Researchers Arnaud Merglen, at the University of Lausanne, and colleagues reported their findings online Nov. 20 in the Archives of Disease in Childhood.
They asked more than 1,200 participants aged 16 to 20 in Switzerland about their levels of sports participation. In addition, they assessed the participants' physical and mental well-being using a WHO scale of zero to 25. Scoring below 13 indicated poor well-being.
Participants were evenly split between males and females and their average age was just under 18. About 9 percent were overweight or obese. The average well-being score for all the teens was 17.

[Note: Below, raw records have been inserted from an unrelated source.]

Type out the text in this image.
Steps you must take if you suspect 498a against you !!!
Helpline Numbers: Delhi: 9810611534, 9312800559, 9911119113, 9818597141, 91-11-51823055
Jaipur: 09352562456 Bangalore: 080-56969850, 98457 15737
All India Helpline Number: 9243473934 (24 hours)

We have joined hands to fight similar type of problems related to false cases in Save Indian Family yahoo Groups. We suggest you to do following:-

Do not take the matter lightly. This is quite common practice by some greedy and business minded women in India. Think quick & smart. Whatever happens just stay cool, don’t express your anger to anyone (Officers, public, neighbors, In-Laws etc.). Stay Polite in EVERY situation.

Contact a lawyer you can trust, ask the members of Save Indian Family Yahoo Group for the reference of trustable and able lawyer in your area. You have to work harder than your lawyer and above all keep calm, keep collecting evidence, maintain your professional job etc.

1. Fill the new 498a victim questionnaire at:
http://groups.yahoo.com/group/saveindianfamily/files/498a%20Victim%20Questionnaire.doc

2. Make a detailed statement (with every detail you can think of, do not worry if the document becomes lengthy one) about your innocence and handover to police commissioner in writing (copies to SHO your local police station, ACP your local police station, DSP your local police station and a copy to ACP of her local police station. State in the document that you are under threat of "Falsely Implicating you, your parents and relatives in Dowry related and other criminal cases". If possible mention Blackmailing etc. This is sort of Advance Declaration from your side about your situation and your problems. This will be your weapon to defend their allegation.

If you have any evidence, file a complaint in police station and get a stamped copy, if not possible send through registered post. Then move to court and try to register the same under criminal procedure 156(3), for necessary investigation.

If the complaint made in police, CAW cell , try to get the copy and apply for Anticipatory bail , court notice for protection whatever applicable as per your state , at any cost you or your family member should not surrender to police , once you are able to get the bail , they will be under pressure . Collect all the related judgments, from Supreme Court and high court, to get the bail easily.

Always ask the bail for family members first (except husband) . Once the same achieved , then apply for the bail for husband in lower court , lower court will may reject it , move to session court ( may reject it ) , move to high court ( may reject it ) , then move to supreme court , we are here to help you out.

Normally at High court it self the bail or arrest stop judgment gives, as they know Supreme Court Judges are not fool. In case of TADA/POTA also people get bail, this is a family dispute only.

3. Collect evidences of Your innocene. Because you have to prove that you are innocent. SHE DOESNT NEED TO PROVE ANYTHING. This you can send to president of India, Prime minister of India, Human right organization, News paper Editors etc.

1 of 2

Weekly sports participation of zero to 3.5 hours was considered low and seen in 35 percent of teens. Between 3.6 and 10.5 hours was considered average and seen in 41.5 percent of participants. High levels of 10.6 to 17.5 hours were reported by 18.5 percent of participants, and very high levels of more than 17.5 hours were reported by 5 percent of tens.
Teens in the low and very high groups were more than twice as likely as those in the average group to score below 13 on the well-being scale, according to a journal news release.
Peak scores of well-being were seen among teens who did about 14 hours of sports a week. However, the protective effect was reversed after more than 17.5 hours of sports a week.
Although doubling the recommended weekly time spent playing sports to 14 hours seems to be good for the mental and physical health of teens, going beyond this seems to be harmful, the researchers concluded.